Kumpulan Berita Terkini Seputar Banyuwangi
English VersionBahasa Indonesia
Sosial  

Minapolitan Muncar, Bandar Ikan Laut Terbesar se-Jawa

Daftarkan email Anda untuk Berlangganan berita dikirim langsung ke mailbox Anda

PELABUHAN Muncar memang sudah dikenal sebagai pelabuhan ikan terbesar kedua di Indonesia setelah Pelabuhan Siapiapi di Riau. Bahkan, Pelabuhan Muncar juga sudah dikenal sebagai pelabuhan ikan terbesar pertama di Pulau Jawa.

Sungguh sangat beruntung dan tentu patut berbangga bahwa di Banyuwangi terdapat pelabuhan ikan yang sangat besar seperti pelabuhan Muncar ini. Tim ekspedisi Jelajah Pantai Timur Jawa yang didukung Toyota Auto2000 Banyuwangi mengunjungi pelabuhan ini bergerak dari perempatan Tembokrejo, Kecamatan Muncar.

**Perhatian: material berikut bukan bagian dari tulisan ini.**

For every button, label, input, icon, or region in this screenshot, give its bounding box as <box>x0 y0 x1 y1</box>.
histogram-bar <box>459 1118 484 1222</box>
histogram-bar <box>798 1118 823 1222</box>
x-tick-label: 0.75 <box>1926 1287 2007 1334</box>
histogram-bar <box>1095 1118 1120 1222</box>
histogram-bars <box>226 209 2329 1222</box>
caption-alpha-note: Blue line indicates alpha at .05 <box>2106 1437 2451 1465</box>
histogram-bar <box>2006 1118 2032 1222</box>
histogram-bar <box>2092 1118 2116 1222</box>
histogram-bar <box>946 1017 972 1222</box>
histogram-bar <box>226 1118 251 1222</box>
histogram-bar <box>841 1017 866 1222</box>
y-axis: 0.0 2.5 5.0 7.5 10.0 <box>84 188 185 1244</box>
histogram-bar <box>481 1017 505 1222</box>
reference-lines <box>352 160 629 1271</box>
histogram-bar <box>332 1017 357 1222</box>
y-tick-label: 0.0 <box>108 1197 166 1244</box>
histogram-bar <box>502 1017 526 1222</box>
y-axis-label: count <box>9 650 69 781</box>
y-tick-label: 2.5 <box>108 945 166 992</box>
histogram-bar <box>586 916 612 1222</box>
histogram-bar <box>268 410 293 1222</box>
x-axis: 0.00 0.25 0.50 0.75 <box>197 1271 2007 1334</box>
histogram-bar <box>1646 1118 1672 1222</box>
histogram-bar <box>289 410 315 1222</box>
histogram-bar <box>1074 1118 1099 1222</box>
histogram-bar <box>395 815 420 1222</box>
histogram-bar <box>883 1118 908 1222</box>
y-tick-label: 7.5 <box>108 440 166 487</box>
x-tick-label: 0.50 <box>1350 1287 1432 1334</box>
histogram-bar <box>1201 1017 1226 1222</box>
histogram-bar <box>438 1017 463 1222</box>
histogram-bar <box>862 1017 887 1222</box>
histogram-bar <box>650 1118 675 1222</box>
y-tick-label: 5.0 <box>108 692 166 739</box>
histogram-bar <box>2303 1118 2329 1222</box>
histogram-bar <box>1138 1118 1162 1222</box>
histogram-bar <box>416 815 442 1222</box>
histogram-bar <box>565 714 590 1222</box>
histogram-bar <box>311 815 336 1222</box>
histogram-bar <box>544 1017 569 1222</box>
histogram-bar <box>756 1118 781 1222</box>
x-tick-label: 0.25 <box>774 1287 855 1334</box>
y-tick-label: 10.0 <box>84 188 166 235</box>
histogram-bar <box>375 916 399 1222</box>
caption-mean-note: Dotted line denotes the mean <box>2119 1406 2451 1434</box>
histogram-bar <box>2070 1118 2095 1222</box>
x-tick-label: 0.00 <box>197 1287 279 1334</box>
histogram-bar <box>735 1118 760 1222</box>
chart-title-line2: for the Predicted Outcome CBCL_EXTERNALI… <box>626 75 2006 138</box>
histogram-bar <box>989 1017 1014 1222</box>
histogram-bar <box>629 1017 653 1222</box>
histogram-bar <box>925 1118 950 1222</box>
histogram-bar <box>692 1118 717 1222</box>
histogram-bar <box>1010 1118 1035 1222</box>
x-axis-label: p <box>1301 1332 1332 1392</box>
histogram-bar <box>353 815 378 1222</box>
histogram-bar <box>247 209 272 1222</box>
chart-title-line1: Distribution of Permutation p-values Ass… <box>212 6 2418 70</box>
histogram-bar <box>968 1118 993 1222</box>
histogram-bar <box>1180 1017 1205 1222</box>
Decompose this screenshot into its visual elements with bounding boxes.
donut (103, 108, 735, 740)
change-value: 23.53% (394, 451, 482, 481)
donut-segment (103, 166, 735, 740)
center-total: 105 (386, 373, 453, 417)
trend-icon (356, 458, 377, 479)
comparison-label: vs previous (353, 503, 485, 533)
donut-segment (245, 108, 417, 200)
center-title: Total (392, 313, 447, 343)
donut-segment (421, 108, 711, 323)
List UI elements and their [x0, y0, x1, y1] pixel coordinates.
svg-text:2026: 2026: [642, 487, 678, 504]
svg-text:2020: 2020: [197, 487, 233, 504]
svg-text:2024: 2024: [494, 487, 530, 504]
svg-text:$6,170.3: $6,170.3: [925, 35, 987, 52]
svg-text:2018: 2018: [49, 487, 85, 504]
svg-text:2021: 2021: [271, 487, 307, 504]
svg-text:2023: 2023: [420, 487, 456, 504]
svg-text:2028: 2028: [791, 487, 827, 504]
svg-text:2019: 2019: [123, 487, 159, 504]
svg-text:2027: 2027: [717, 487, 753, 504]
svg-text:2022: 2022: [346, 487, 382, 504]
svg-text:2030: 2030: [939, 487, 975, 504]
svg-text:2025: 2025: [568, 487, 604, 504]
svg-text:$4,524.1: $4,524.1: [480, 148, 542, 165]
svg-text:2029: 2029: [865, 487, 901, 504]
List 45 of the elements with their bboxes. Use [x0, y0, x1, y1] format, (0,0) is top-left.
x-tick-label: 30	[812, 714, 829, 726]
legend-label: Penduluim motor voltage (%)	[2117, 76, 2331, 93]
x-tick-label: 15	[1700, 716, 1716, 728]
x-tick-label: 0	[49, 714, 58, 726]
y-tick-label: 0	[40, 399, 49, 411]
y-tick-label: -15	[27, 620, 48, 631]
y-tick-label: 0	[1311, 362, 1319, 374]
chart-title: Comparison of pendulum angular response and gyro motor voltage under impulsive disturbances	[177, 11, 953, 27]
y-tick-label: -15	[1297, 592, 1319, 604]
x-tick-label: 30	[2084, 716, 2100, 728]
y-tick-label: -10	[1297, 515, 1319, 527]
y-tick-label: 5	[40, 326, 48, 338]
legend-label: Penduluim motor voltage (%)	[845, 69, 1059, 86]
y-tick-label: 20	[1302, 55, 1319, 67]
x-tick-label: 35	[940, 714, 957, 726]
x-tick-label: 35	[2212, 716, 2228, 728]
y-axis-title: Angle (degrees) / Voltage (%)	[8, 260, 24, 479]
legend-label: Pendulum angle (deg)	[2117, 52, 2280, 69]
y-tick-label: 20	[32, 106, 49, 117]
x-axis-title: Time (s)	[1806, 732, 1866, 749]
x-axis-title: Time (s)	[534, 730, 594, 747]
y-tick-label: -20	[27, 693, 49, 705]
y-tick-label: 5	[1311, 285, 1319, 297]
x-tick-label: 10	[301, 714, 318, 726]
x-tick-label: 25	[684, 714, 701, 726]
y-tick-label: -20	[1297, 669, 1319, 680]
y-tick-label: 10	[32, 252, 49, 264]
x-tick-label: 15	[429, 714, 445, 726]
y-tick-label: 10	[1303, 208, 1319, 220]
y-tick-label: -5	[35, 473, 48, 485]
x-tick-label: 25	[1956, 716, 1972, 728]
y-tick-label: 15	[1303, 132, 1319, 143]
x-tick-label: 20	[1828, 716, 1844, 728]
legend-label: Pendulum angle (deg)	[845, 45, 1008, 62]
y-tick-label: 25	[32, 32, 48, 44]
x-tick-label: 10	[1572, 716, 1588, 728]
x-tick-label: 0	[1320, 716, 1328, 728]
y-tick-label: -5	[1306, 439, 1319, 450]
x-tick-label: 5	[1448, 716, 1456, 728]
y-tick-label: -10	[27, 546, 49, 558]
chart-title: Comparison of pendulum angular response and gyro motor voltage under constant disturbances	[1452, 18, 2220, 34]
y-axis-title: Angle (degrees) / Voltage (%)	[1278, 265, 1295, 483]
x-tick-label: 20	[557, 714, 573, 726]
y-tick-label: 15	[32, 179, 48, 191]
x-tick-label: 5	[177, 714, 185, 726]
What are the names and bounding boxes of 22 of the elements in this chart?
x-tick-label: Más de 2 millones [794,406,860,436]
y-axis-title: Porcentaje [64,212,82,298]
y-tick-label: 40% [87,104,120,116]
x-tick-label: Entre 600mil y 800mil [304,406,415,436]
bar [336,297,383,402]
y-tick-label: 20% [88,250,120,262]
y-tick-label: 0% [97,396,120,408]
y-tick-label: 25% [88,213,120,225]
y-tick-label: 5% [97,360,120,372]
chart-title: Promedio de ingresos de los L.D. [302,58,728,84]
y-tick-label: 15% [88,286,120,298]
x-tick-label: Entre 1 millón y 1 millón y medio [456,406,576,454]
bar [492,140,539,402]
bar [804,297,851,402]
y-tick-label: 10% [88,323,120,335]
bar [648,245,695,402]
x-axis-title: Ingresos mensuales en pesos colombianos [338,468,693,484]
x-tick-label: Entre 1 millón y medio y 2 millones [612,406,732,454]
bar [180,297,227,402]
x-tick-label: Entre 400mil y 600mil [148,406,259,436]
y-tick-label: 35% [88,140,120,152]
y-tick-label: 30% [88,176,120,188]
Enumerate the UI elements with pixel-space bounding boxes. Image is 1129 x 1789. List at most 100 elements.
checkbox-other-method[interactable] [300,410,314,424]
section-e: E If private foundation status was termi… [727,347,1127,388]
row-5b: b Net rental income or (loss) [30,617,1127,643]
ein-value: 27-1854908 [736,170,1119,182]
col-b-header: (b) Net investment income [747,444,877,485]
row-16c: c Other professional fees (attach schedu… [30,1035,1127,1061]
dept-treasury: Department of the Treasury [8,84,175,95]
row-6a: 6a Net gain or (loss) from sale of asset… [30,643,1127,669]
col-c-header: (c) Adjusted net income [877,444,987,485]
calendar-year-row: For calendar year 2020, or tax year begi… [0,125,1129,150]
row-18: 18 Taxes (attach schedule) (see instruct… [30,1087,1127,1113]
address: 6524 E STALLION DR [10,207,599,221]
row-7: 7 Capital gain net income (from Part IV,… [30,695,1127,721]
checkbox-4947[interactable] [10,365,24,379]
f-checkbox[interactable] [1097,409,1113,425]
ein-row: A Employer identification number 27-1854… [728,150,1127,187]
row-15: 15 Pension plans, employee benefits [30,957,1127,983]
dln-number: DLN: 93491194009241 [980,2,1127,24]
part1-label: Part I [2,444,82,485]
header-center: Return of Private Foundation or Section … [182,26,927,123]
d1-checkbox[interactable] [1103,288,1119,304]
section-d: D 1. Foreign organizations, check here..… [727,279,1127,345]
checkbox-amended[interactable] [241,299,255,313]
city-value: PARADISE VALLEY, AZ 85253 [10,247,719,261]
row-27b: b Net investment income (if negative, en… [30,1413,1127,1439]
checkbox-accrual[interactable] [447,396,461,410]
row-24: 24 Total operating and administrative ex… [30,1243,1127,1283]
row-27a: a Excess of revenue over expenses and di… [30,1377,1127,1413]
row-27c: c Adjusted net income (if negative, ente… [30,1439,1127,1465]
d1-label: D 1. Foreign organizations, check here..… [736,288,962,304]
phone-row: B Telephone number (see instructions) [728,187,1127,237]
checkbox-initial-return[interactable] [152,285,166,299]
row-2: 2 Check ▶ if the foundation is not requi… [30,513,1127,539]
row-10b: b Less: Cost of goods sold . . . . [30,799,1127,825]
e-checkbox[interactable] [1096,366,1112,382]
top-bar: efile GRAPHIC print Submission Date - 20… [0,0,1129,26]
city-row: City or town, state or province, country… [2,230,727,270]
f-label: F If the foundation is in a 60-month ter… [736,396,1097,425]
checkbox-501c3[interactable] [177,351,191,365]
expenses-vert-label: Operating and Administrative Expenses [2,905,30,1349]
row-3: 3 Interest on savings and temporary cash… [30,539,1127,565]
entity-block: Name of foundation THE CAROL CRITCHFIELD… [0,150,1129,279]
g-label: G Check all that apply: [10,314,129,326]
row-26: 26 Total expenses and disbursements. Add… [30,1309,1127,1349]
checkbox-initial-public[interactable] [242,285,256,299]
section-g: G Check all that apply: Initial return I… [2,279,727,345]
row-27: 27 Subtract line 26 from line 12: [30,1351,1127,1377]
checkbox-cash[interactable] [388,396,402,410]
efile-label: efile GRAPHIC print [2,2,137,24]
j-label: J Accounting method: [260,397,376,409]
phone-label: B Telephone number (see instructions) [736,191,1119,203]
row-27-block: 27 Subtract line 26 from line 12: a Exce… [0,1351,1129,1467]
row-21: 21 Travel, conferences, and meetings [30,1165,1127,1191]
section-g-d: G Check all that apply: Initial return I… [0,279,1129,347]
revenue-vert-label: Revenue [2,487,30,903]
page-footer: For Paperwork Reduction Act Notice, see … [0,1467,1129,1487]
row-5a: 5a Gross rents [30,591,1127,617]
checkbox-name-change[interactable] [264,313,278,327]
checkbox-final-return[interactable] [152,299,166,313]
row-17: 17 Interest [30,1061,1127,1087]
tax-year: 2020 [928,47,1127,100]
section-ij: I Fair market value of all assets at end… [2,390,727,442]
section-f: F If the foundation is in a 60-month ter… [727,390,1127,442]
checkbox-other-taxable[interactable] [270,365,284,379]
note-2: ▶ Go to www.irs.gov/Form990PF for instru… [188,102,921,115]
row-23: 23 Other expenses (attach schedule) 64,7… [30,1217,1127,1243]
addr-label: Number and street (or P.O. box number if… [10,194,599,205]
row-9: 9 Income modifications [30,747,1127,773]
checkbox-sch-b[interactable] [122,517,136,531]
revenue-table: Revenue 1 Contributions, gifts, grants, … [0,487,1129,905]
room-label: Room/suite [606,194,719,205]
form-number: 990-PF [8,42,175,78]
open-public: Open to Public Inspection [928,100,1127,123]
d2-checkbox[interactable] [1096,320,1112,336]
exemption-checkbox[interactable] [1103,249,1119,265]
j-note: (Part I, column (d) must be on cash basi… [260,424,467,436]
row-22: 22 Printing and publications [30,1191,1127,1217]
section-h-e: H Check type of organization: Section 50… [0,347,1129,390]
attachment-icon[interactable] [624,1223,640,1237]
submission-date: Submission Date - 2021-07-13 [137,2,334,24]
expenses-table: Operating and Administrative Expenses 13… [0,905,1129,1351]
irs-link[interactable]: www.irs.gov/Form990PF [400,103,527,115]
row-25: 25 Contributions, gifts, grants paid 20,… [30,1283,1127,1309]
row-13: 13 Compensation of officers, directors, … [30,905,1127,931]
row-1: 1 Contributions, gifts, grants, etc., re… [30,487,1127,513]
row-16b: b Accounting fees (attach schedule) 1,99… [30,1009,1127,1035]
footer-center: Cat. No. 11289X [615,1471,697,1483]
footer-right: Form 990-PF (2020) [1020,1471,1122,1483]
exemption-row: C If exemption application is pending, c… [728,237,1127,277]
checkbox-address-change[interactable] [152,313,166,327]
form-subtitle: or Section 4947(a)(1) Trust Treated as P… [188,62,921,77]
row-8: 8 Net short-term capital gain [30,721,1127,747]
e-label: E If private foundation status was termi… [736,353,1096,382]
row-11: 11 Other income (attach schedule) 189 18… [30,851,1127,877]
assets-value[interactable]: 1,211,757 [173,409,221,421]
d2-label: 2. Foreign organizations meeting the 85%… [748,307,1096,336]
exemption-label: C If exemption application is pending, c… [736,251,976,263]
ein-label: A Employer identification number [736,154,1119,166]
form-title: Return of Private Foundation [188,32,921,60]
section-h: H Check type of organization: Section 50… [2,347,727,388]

Dari perempatan itu kami terus ke arah timur. Sekitar 5 Km dari perempatan ke timur, akhirnya kami sampai di Pelabuhan Muncar. Rute yang dilalui sangat mudah, jalan yang kami lewati juga beraspal. Banyaknya aktivitas warga baik menjemur ikan, menimbang ikan, dan lain sebagainya, menjadi penanda bahwa di tempat yang kami datangi tersebut memang benar-benar Pelabuhan Muncar.

Jika kami lihat pada global positioning system (GPS), Pelabuhan Muncar tersebut terletak pada titik koordinat 8,44’45” Lintang Selatan (LS) dan 114,33″112” Bujur Timur (BT). Selain itu, bau menyengat di hidung juga menjadi tanda yang paling pas untuk menandakan bahwa kami sudah sampai di Pelabuhan Muncar.

Namanya saja pelabuhan ikan, pasti baunya seperti ltu. Ini menjadi ciri khas tersendiri dari Pelabuhan Muncar. Itu bukan halangan bagi kami untuk masuk lebih dalam menuju kawasan Minapolitan Muncar. Memang besar pelabuhan ikan yang satu ini.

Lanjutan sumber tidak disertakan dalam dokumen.